On Sun, 25 Nov 2012 03:51:09 -0800, "W"
wrote:

I have an older XP computer in a living room on which I installed an nVidia
GEForce 8800 Ultra. The card performs well, but to my disbelief with the
monitor turned off and the computer doing nothing but displaying an inactive
Windows desktop, the nVidia card is consuming about 160 watts of energy
continuously. Since the system is only used to run a few virtual machines
about 99% of the time, that is a lot of wasted energy. I want a card
that can stop burning watts when it is in a low use mode.

Does anyone make a top tier video card that can power itself to a minimum
power utilization mode when the card is not being used heavily? I read
somewhere that some newer version of AMD Eyefinity could get power
utilization in an unused mode down under 20 watts. What are details on
that?


I believe my eVGA GTX680 SuperClocked is a low power card. I am not
sure how to check how many watts it uses.
  #10  
Old November 28th 12, 06:45 PM posted to alt.comp.periphs.videocards.nvidia
Homer Jay Simpson[_3_]
external usenet poster
 
Posts: 26
Default Lower Power Utilization for High End Video Card?

"PW" wrote in message
...
On Sun, 25 Nov 2012 03:51:09 -0800, "W"
wrote:

I have an older XP computer in a living room on which I installed an
nVidia
GEForce 8800 Ultra. The card performs well, but to my disbelief with the
monitor turned off and the computer doing nothing but displaying an
inactive
Windows desktop, the nVidia card is consuming about 160 watts of energy
continuously.
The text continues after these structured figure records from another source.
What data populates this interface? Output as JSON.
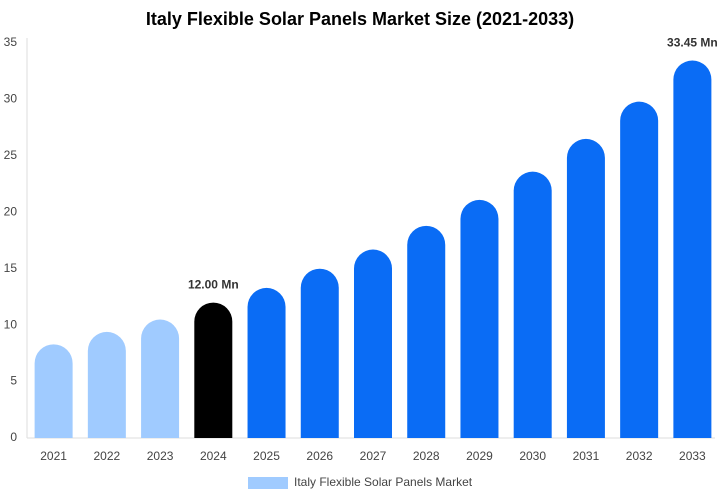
{
  "chart_data": {
    "type": "bar",
    "title": "Italy Flexible Solar Panels Market Size (2021-2033)",
    "categories": [
      "2021",
      "2022",
      "2023",
      "2024",
      "2025",
      "2026",
      "2027",
      "2028",
      "2029",
      "2030",
      "2031",
      "2032",
      "2033"
    ],
    "series": [
      {
        "name": "Italy Flexible Solar Panels Market",
        "color": "#a0cbff",
        "colors": [
          "#a0cbff",
          "#a0cbff",
          "#a0cbff",
          "#000000",
          "#0a6cf5",
          "#0a6cf5",
          "#0a6cf5",
          "#0a6cf5",
          "#0a6cf5",
          "#0a6cf5",
          "#0a6cf5",
          "#0a6cf5",
          "#0a6cf5"
        ],
        "values": [
          8.3,
          9.4,
          10.5,
          12.0,
          13.3,
          15.0,
          16.7,
          18.8,
          21.1,
          23.6,
          26.5,
          29.8,
          33.45
        ],
        "value_labels": [
          null,
          null,
          null,
          "12.00 Mn",
          null,
          null,
          null,
          null,
          null,
          null,
          null,
          null,
          "33.45 Mn"
        ]
      }
    ],
    "ylim": [
      0,
      35
    ],
    "yticks": [
      0,
      5,
      10,
      15,
      20,
      25,
      30,
      35
    ],
    "grid": false
  }
}
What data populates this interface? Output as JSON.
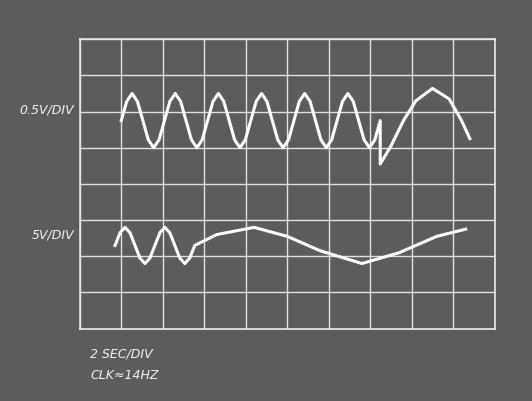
{
  "chart_data": {
    "type": "line",
    "xlim": [
      0,
      10
    ],
    "ylim": [
      -4,
      4
    ],
    "xticks": [
      0,
      1,
      2,
      3,
      4,
      5,
      6,
      7,
      8,
      9,
      10
    ],
    "yticks": [
      -4,
      -3,
      -2,
      -1,
      0,
      1,
      2,
      3,
      4
    ],
    "grid": true,
    "tick_labels": false,
    "annotations": [
      "0.5V/DIV",
      "5V/DIV",
      "2 SEC/DIV",
      "CLK≈14HZ"
    ],
    "series": [
      {
        "color": "#ffffff",
        "x": [
          1.0,
          1.13,
          1.26,
          1.39,
          1.52,
          1.65,
          1.78,
          1.91,
          2.04,
          2.17,
          2.3,
          2.43,
          2.56,
          2.69,
          2.82,
          2.95,
          3.08,
          3.21,
          3.34,
          3.47,
          3.6,
          3.73,
          3.86,
          3.99,
          4.12,
          4.25,
          4.38,
          4.51,
          4.64,
          4.77,
          4.9,
          5.03,
          5.16,
          5.29,
          5.42,
          5.55,
          5.68,
          5.81,
          5.94,
          6.07,
          6.2,
          6.33,
          6.46,
          6.59,
          6.72,
          6.85,
          6.98,
          7.11,
          7.24,
          7.24,
          7.5,
          7.8,
          8.1,
          8.5,
          8.9,
          9.2,
          9.4
        ],
        "values": [
          1.75,
          2.28,
          2.5,
          2.28,
          1.75,
          1.22,
          1.0,
          1.22,
          1.75,
          2.28,
          2.5,
          2.28,
          1.75,
          1.22,
          1.0,
          1.22,
          1.75,
          2.28,
          2.5,
          2.28,
          1.75,
          1.22,
          1.0,
          1.22,
          1.75,
          2.28,
          2.5,
          2.28,
          1.75,
          1.22,
          1.0,
          1.22,
          1.75,
          2.28,
          2.5,
          2.28,
          1.75,
          1.22,
          1.0,
          1.22,
          1.75,
          2.28,
          2.5,
          2.28,
          1.75,
          1.22,
          1.0,
          1.22,
          1.75,
          0.55,
          1.05,
          1.75,
          2.3,
          2.64,
          2.35,
          1.75,
          1.25
        ]
      },
      {
        "color": "#ffffff",
        "x": [
          0.85,
          0.97,
          1.09,
          1.21,
          1.33,
          1.45,
          1.57,
          1.69,
          1.81,
          1.93,
          2.05,
          2.17,
          2.29,
          2.41,
          2.53,
          2.65,
          2.77,
          3.3,
          4.2,
          5.0,
          5.8,
          6.8,
          7.7,
          8.6,
          9.3
        ],
        "values": [
          -1.7,
          -1.35,
          -1.2,
          -1.35,
          -1.7,
          -2.05,
          -2.2,
          -2.05,
          -1.7,
          -1.35,
          -1.2,
          -1.35,
          -1.7,
          -2.05,
          -2.2,
          -2.05,
          -1.7,
          -1.4,
          -1.2,
          -1.45,
          -1.85,
          -2.2,
          -1.9,
          -1.45,
          -1.25
        ]
      }
    ]
  }
}
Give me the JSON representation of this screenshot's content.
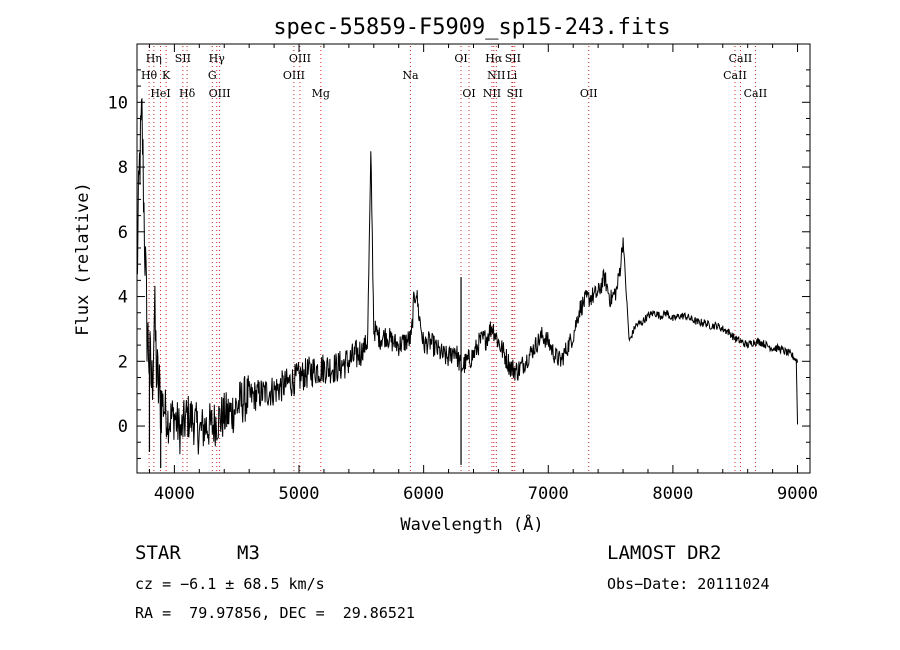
{
  "chart_data": {
    "type": "line",
    "title": "spec-55859-F5909_sp15-243.fits",
    "xlabel": "Wavelength (Å)",
    "ylabel": "Flux (relative)",
    "xlim": [
      3700,
      9100
    ],
    "ylim": [
      -1.45,
      11.8
    ],
    "xticks": [
      4000,
      5000,
      6000,
      7000,
      8000,
      9000
    ],
    "yticks": [
      0,
      2,
      4,
      6,
      8,
      10
    ],
    "grid": false,
    "line_color": "#000000",
    "marker_line_color": "#cc2222",
    "spectrum": {
      "x": [
        3700,
        3720,
        3740,
        3760,
        3780,
        3800,
        3820,
        3840,
        3860,
        3880,
        3900,
        3950,
        4000,
        4050,
        4100,
        4150,
        4200,
        4250,
        4300,
        4350,
        4400,
        4450,
        4500,
        4550,
        4600,
        4700,
        4800,
        4900,
        5000,
        5100,
        5200,
        5300,
        5400,
        5500,
        5550,
        5577,
        5600,
        5650,
        5700,
        5750,
        5800,
        5850,
        5900,
        5920,
        5940,
        5960,
        6000,
        6050,
        6100,
        6150,
        6200,
        6250,
        6300,
        6350,
        6400,
        6450,
        6500,
        6550,
        6600,
        6650,
        6700,
        6750,
        6800,
        6850,
        6900,
        6950,
        7000,
        7050,
        7100,
        7150,
        7200,
        7250,
        7300,
        7350,
        7400,
        7450,
        7500,
        7550,
        7580,
        7600,
        7620,
        7650,
        7700,
        7750,
        7800,
        7850,
        7900,
        7950,
        8000,
        8050,
        8100,
        8150,
        8200,
        8250,
        8300,
        8350,
        8400,
        8450,
        8500,
        8550,
        8600,
        8650,
        8700,
        8750,
        8800,
        8850,
        8900,
        8950,
        9000
      ],
      "y": [
        4.5,
        8.0,
        9.5,
        6.0,
        3.0,
        2.0,
        1.2,
        3.5,
        1.5,
        1.0,
        0.8,
        0.2,
        0.3,
        -0.2,
        0.3,
        0.2,
        -0.2,
        0.0,
        0.0,
        0.2,
        0.3,
        0.4,
        0.6,
        0.8,
        0.9,
        1.0,
        1.1,
        1.3,
        1.5,
        1.7,
        1.8,
        1.8,
        2.0,
        2.3,
        2.6,
        8.4,
        3.0,
        2.7,
        2.8,
        2.6,
        2.5,
        2.6,
        2.7,
        3.8,
        4.2,
        3.5,
        2.5,
        2.6,
        2.4,
        2.2,
        2.1,
        2.4,
        1.8,
        2.0,
        2.2,
        2.6,
        2.7,
        3.1,
        2.6,
        2.2,
        1.8,
        1.7,
        1.9,
        2.2,
        2.5,
        2.8,
        2.6,
        2.2,
        2.0,
        2.4,
        2.8,
        3.6,
        3.9,
        4.0,
        4.1,
        4.6,
        3.9,
        4.2,
        5.0,
        5.8,
        4.5,
        2.6,
        3.1,
        3.2,
        3.4,
        3.5,
        3.4,
        3.5,
        3.3,
        3.4,
        3.4,
        3.3,
        3.2,
        3.2,
        3.1,
        3.1,
        3.0,
        2.9,
        2.7,
        2.6,
        2.5,
        2.6,
        2.6,
        2.5,
        2.4,
        2.4,
        2.3,
        2.2,
        2.0
      ]
    },
    "spikes": [
      {
        "x": 5577,
        "y": 8.4
      },
      {
        "x": 6300,
        "y": 4.6
      },
      {
        "x": 6300,
        "y": -1.2
      },
      {
        "x": 3890,
        "y": -1.3
      },
      {
        "x": 3800,
        "y": -0.8
      }
    ],
    "lines": [
      {
        "label": "Hη",
        "wavelength": 3835,
        "row": 1
      },
      {
        "label": "Hθ",
        "wavelength": 3797,
        "row": 2
      },
      {
        "label": "K",
        "wavelength": 3934,
        "row": 2
      },
      {
        "label": "HeI",
        "wavelength": 3889,
        "row": 3
      },
      {
        "label": "SII",
        "wavelength": 4068,
        "row": 1
      },
      {
        "label": "Hδ",
        "wavelength": 4102,
        "row": 3
      },
      {
        "label": "Hγ",
        "wavelength": 4340,
        "row": 1
      },
      {
        "label": "G",
        "wavelength": 4304,
        "row": 2
      },
      {
        "label": "OIII",
        "wavelength": 4363,
        "row": 3
      },
      {
        "label": "OIII",
        "wavelength": 5007,
        "row": 1
      },
      {
        "label": "OIII",
        "wavelength": 4959,
        "row": 2
      },
      {
        "label": "Mg",
        "wavelength": 5175,
        "row": 3
      },
      {
        "label": "Na",
        "wavelength": 5894,
        "row": 2
      },
      {
        "label": "OI",
        "wavelength": 6300,
        "row": 1
      },
      {
        "label": "OI",
        "wavelength": 6364,
        "row": 3
      },
      {
        "label": "Hα",
        "wavelength": 6563,
        "row": 1
      },
      {
        "label": "SII",
        "wavelength": 6716,
        "row": 1
      },
      {
        "label": "NII",
        "wavelength": 6583,
        "row": 2
      },
      {
        "label": "Li",
        "wavelength": 6708,
        "row": 2
      },
      {
        "label": "NII",
        "wavelength": 6548,
        "row": 3
      },
      {
        "label": "SII",
        "wavelength": 6731,
        "row": 3
      },
      {
        "label": "OII",
        "wavelength": 7325,
        "row": 3
      },
      {
        "label": "CaII",
        "wavelength": 8542,
        "row": 1
      },
      {
        "label": "CaII",
        "wavelength": 8498,
        "row": 2
      },
      {
        "label": "CaII",
        "wavelength": 8662,
        "row": 3
      }
    ]
  },
  "info": {
    "object_class": "STAR",
    "subclass": "M3",
    "survey": "LAMOST DR2",
    "cz": "cz = −6.1 ± 68.5 km/s",
    "obs_date": "Obs−Date: 20111024",
    "coords": "RA =  79.97856, DEC =  29.86521"
  }
}
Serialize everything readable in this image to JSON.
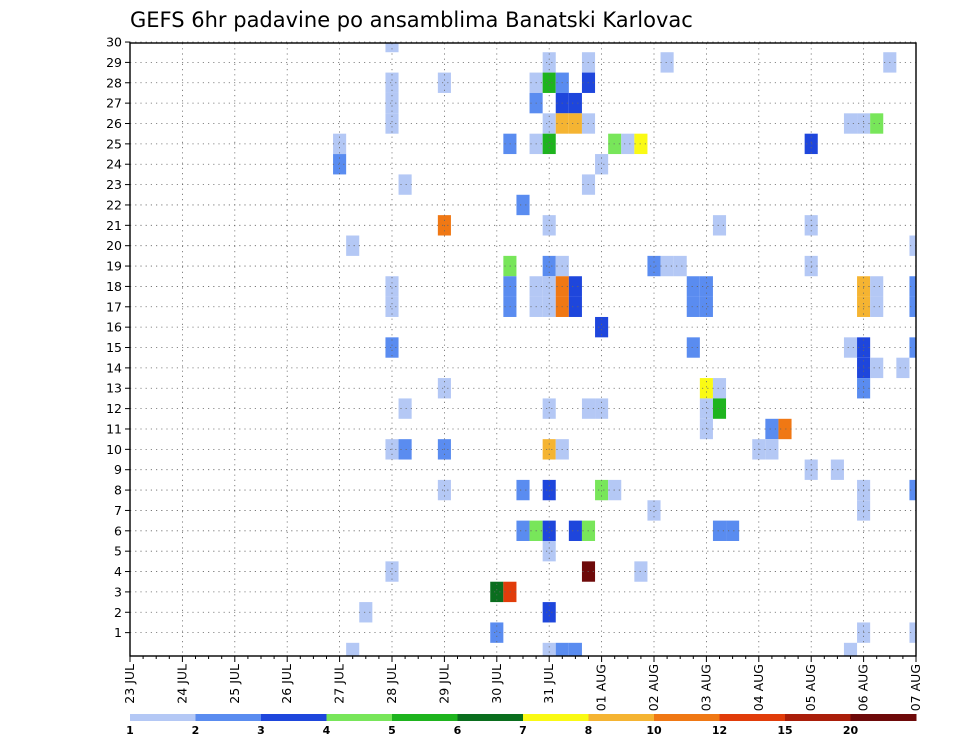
{
  "chart_data": {
    "type": "heatmap",
    "title": "GEFS 6hr padavine po ansamblima Banatski Karlovac",
    "xlabel": "",
    "ylabel": "",
    "x_tick_labels": [
      "23 JUL",
      "24 JUL",
      "25 JUL",
      "26 JUL",
      "27 JUL",
      "28 JUL",
      "29 JUL",
      "30 JUL",
      "31 JUL",
      "01 AUG",
      "02 AUG",
      "03 AUG",
      "04 AUG",
      "05 AUG",
      "06 AUG",
      "07 AUG"
    ],
    "x_range_days": [
      0,
      15
    ],
    "time_step_hours": 6,
    "y_range": [
      0,
      30
    ],
    "y_tick_labels": [
      "1",
      "2",
      "3",
      "4",
      "5",
      "6",
      "7",
      "8",
      "9",
      "10",
      "11",
      "12",
      "13",
      "14",
      "15",
      "16",
      "17",
      "18",
      "19",
      "20",
      "21",
      "22",
      "23",
      "24",
      "25",
      "26",
      "27",
      "28",
      "29",
      "30"
    ],
    "grid": "dotted",
    "colorbar": {
      "placement": "bottom",
      "labels": [
        "1",
        "2",
        "3",
        "4",
        "5",
        "6",
        "7",
        "8",
        "10",
        "12",
        "15",
        "20"
      ],
      "colors": [
        "#b4c8f5",
        "#5a8cf0",
        "#1e46dc",
        "#78e65a",
        "#1eb41e",
        "#0a6e1e",
        "#fafa14",
        "#f5b432",
        "#f07814",
        "#e13c0a",
        "#aa1e0a",
        "#6e0a0a"
      ]
    },
    "cells_format": "[day_index_from_23_JUL, member, level_index]",
    "cells": [
      [
        5.0,
        30,
        0
      ],
      [
        5.0,
        28,
        0
      ],
      [
        8.0,
        29,
        0
      ],
      [
        8.75,
        29,
        0
      ],
      [
        10.25,
        29,
        0
      ],
      [
        14.5,
        29,
        0
      ],
      [
        6.0,
        28,
        0
      ],
      [
        7.75,
        28,
        0
      ],
      [
        8.0,
        28,
        4
      ],
      [
        8.25,
        28,
        1
      ],
      [
        8.75,
        28,
        2
      ],
      [
        7.75,
        27,
        1
      ],
      [
        8.25,
        27,
        2
      ],
      [
        8.5,
        27,
        2
      ],
      [
        5.0,
        27,
        0
      ],
      [
        5.0,
        26,
        0
      ],
      [
        8.0,
        26,
        0
      ],
      [
        8.25,
        26,
        7
      ],
      [
        8.5,
        26,
        7
      ],
      [
        8.75,
        26,
        0
      ],
      [
        13.75,
        26,
        0
      ],
      [
        14.0,
        26,
        0
      ],
      [
        14.25,
        26,
        3
      ],
      [
        4.0,
        25,
        0
      ],
      [
        7.25,
        25,
        1
      ],
      [
        7.75,
        25,
        0
      ],
      [
        8.0,
        25,
        4
      ],
      [
        9.25,
        25,
        3
      ],
      [
        9.5,
        25,
        0
      ],
      [
        9.75,
        25,
        6
      ],
      [
        13.0,
        25,
        2
      ],
      [
        4.0,
        24,
        1
      ],
      [
        9.0,
        24,
        0
      ],
      [
        5.25,
        23,
        0
      ],
      [
        8.75,
        23,
        0
      ],
      [
        7.5,
        22,
        1
      ],
      [
        6.0,
        21,
        8
      ],
      [
        8.0,
        21,
        0
      ],
      [
        11.25,
        21,
        0
      ],
      [
        13.0,
        21,
        0
      ],
      [
        4.25,
        20,
        0
      ],
      [
        15.0,
        20,
        0
      ],
      [
        7.25,
        19,
        3
      ],
      [
        8.0,
        19,
        1
      ],
      [
        8.25,
        19,
        0
      ],
      [
        10.0,
        19,
        1
      ],
      [
        10.25,
        19,
        0
      ],
      [
        10.5,
        19,
        0
      ],
      [
        13.0,
        19,
        0
      ],
      [
        5.0,
        18,
        0
      ],
      [
        7.25,
        18,
        1
      ],
      [
        7.75,
        18,
        0
      ],
      [
        8.0,
        18,
        0
      ],
      [
        8.25,
        18,
        8
      ],
      [
        8.5,
        18,
        2
      ],
      [
        10.75,
        18,
        1
      ],
      [
        11.0,
        18,
        1
      ],
      [
        14.0,
        18,
        7
      ],
      [
        14.25,
        18,
        0
      ],
      [
        15.0,
        18,
        1
      ],
      [
        5.0,
        17,
        0
      ],
      [
        7.25,
        17,
        1
      ],
      [
        7.75,
        17,
        0
      ],
      [
        8.0,
        17,
        0
      ],
      [
        8.25,
        17,
        8
      ],
      [
        8.5,
        17,
        2
      ],
      [
        10.75,
        17,
        1
      ],
      [
        11.0,
        17,
        1
      ],
      [
        14.0,
        17,
        7
      ],
      [
        14.25,
        17,
        0
      ],
      [
        15.0,
        17,
        1
      ],
      [
        9.0,
        16,
        2
      ],
      [
        5.0,
        15,
        1
      ],
      [
        10.75,
        15,
        1
      ],
      [
        13.75,
        15,
        0
      ],
      [
        14.0,
        15,
        2
      ],
      [
        15.0,
        15,
        1
      ],
      [
        14.0,
        14,
        2
      ],
      [
        14.25,
        14,
        0
      ],
      [
        14.75,
        14,
        0
      ],
      [
        6.0,
        13,
        0
      ],
      [
        11.0,
        13,
        6
      ],
      [
        11.25,
        13,
        0
      ],
      [
        14.0,
        13,
        1
      ],
      [
        5.25,
        12,
        0
      ],
      [
        8.0,
        12,
        0
      ],
      [
        8.75,
        12,
        0
      ],
      [
        9.0,
        12,
        0
      ],
      [
        11.0,
        12,
        0
      ],
      [
        11.25,
        12,
        4
      ],
      [
        11.0,
        11,
        0
      ],
      [
        12.25,
        11,
        1
      ],
      [
        12.5,
        11,
        8
      ],
      [
        5.0,
        10,
        0
      ],
      [
        5.25,
        10,
        1
      ],
      [
        6.0,
        10,
        1
      ],
      [
        8.0,
        10,
        7
      ],
      [
        8.25,
        10,
        0
      ],
      [
        12.0,
        10,
        0
      ],
      [
        12.25,
        10,
        0
      ],
      [
        13.0,
        9,
        0
      ],
      [
        13.5,
        9,
        0
      ],
      [
        6.0,
        8,
        0
      ],
      [
        7.5,
        8,
        1
      ],
      [
        8.0,
        8,
        2
      ],
      [
        9.0,
        8,
        3
      ],
      [
        9.25,
        8,
        0
      ],
      [
        14.0,
        8,
        0
      ],
      [
        15.0,
        8,
        1
      ],
      [
        10.0,
        7,
        0
      ],
      [
        14.0,
        7,
        0
      ],
      [
        7.5,
        6,
        1
      ],
      [
        7.75,
        6,
        3
      ],
      [
        8.0,
        6,
        2
      ],
      [
        8.5,
        6,
        2
      ],
      [
        8.75,
        6,
        3
      ],
      [
        11.25,
        6,
        1
      ],
      [
        11.5,
        6,
        1
      ],
      [
        8.0,
        5,
        0
      ],
      [
        5.0,
        4,
        0
      ],
      [
        8.75,
        4,
        11
      ],
      [
        9.75,
        4,
        0
      ],
      [
        7.0,
        3,
        5
      ],
      [
        7.25,
        3,
        9
      ],
      [
        4.5,
        2,
        0
      ],
      [
        8.0,
        2,
        2
      ],
      [
        7.0,
        1,
        1
      ],
      [
        14.0,
        1,
        0
      ],
      [
        15.0,
        1,
        0
      ],
      [
        4.25,
        0,
        0
      ],
      [
        8.0,
        0,
        0
      ],
      [
        8.25,
        0,
        1
      ],
      [
        8.5,
        0,
        1
      ],
      [
        13.75,
        0,
        0
      ]
    ]
  }
}
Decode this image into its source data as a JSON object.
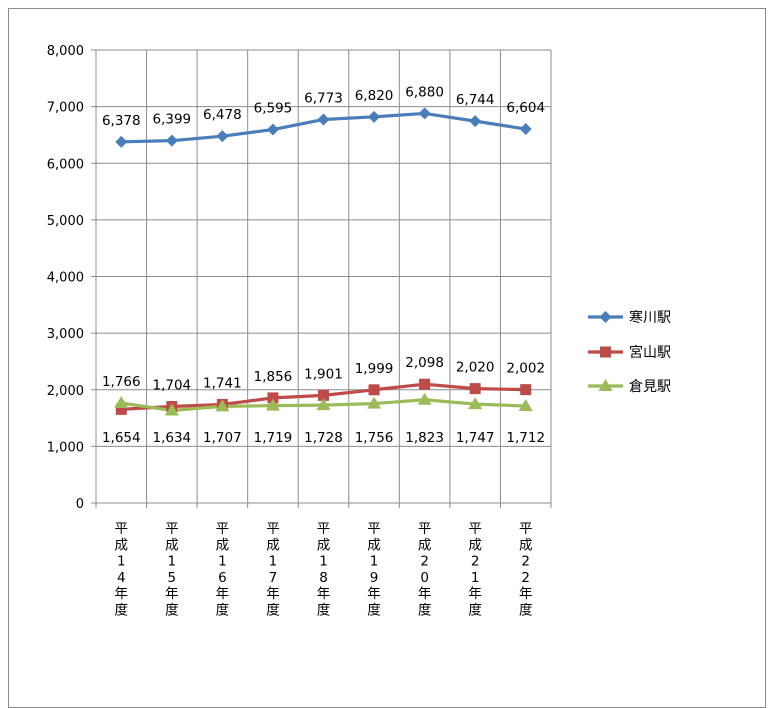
{
  "chart_data": {
    "type": "line",
    "categories": [
      "平成14年度",
      "平成15年度",
      "平成16年度",
      "平成17年度",
      "平成18年度",
      "平成19年度",
      "平成20年度",
      "平成21年度",
      "平成22年度"
    ],
    "category_lines": [
      [
        "平",
        "成",
        "1",
        "4",
        "年",
        "度"
      ],
      [
        "平",
        "成",
        "1",
        "5",
        "年",
        "度"
      ],
      [
        "平",
        "成",
        "1",
        "6",
        "年",
        "度"
      ],
      [
        "平",
        "成",
        "1",
        "7",
        "年",
        "度"
      ],
      [
        "平",
        "成",
        "1",
        "8",
        "年",
        "度"
      ],
      [
        "平",
        "成",
        "1",
        "9",
        "年",
        "度"
      ],
      [
        "平",
        "成",
        "2",
        "0",
        "年",
        "度"
      ],
      [
        "平",
        "成",
        "2",
        "1",
        "年",
        "度"
      ],
      [
        "平",
        "成",
        "2",
        "2",
        "年",
        "度"
      ]
    ],
    "ylim": [
      0,
      8000
    ],
    "yticks": [
      0,
      1000,
      2000,
      3000,
      4000,
      5000,
      6000,
      7000,
      8000
    ],
    "ytick_labels": [
      "0",
      "1,000",
      "2,000",
      "3,000",
      "4,000",
      "5,000",
      "6,000",
      "7,000",
      "8,000"
    ],
    "grid": true,
    "legend_position": "right",
    "series": [
      {
        "name": "寒川駅",
        "color": "#4a7ebb",
        "marker": "diamond",
        "values": [
          6378,
          6399,
          6478,
          6595,
          6773,
          6820,
          6880,
          6744,
          6604
        ],
        "labels": [
          "6,378",
          "6,399",
          "6,478",
          "6,595",
          "6,773",
          "6,820",
          "6,880",
          "6,744",
          "6,604"
        ],
        "label_side": "above"
      },
      {
        "name": "宮山駅",
        "color": "#be4b48",
        "marker": "square",
        "values": [
          1654,
          1704,
          1741,
          1856,
          1901,
          1999,
          2098,
          2020,
          2002
        ],
        "labels": [
          "1,654",
          "1,704",
          "1,741",
          "1,856",
          "1,901",
          "1,999",
          "2,098",
          "2,020",
          "2,002"
        ],
        "label_side": "mixed"
      },
      {
        "name": "倉見駅",
        "color": "#9bbb59",
        "marker": "triangle",
        "values": [
          1766,
          1634,
          1707,
          1719,
          1728,
          1756,
          1823,
          1747,
          1712
        ],
        "labels": [
          "1,766",
          "1,634",
          "1,707",
          "1,719",
          "1,728",
          "1,756",
          "1,823",
          "1,747",
          "1,712"
        ],
        "label_side": "mixed"
      }
    ]
  }
}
Since the system is only used to run a few virtual
machines
about 99% of the time, that is a lot of wasted energy. I want a card
that can stop burning watts when it is in a low use mode.

Does anyone make a top tier video card that can power itself to a minimum
power utilization mode when the card is not being used heavily? I read
somewhere that some newer version of AMD Eyefinity could get power
utilization in an unused mode down under 20 watts. What are details on
that?


I believe my eVGA GTX680 SuperClocked is a low power card. I am not
sure how to check how many watts it uses.

Your specific card model's idle power draw is 15.5 Watts.